The Karnataka High Court decision on Tuesday, backing the southern state’s ban on the hijab in February, has also been welcomed by top federal ministers from Prime Minister Narendra Modi’s Hindu nationalist Bharatiya Janata Party (BJP), who say students should avoid wearing religious clothing in class.
A female Muslim student has already appealed the verdict in the country’s highest court, which could take up the matter later this month, her lawyer said on Twitter on Wednesday.
There is no national guideline on uniforms in India, and states often leave it to schools to decide what their students should wear.
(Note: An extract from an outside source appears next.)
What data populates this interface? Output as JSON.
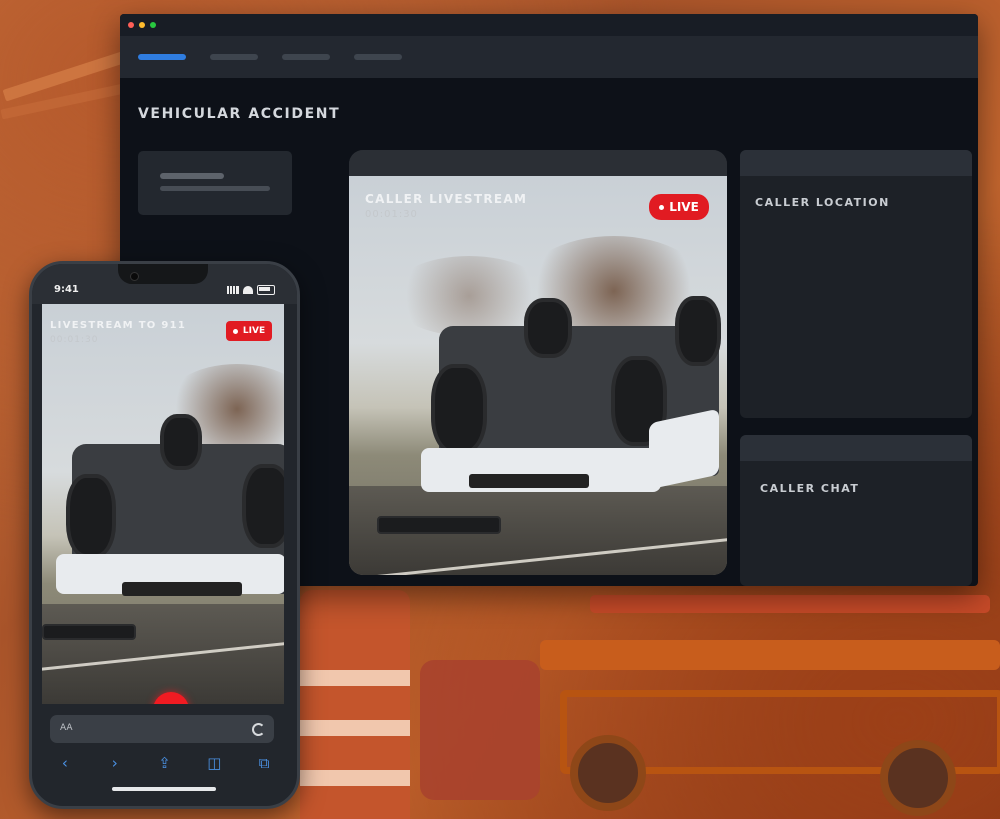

“We are a Hindu nation and we do not want to see any kind of religious outfit in educational institutes of the country,” said Rishi Trivedi, president of the Hindu-first group Akhil Bharat Hindu MahaSabha.
“We welcome the court verdict and want the same rule to be followed throughout the country.”
The ban in BJP-ruled Karnataka had sparked protests by Muslim students and parents, and counter-protests by Hindu students. Critics of the ban say it is another way of marginalizing the Muslim community that accounts for about 13% of Hindu-majority India’s 1.35 billion people.
Leaders of the Vishva Hindu Parishad (VHP), an affiliate of the RSS, the BJP’s parent organization, said they have asked for a hijab ban in Modi’s home state of Gujarat and would soon write to the country’s most populous state, Uttar Pradesh. The BJP is in power in both states.
“The hijab is not allowed in the defense forces, police, and government offices, then why the insistence on hijab in schools and colleges?” said VHP’s Gujarat secretary, Ashok Raval. “It is an attempt to raise communal tensions.”
Ayesha Hajeera Almas - who had challenged the Karnataka ban in court - said there is a real fear that the hijab ban will now go national.
The 18-year-old said she has not attended school since late December after its authorities barred Muslim girls from wearing the hijab, even before the state-wide ban came in early February.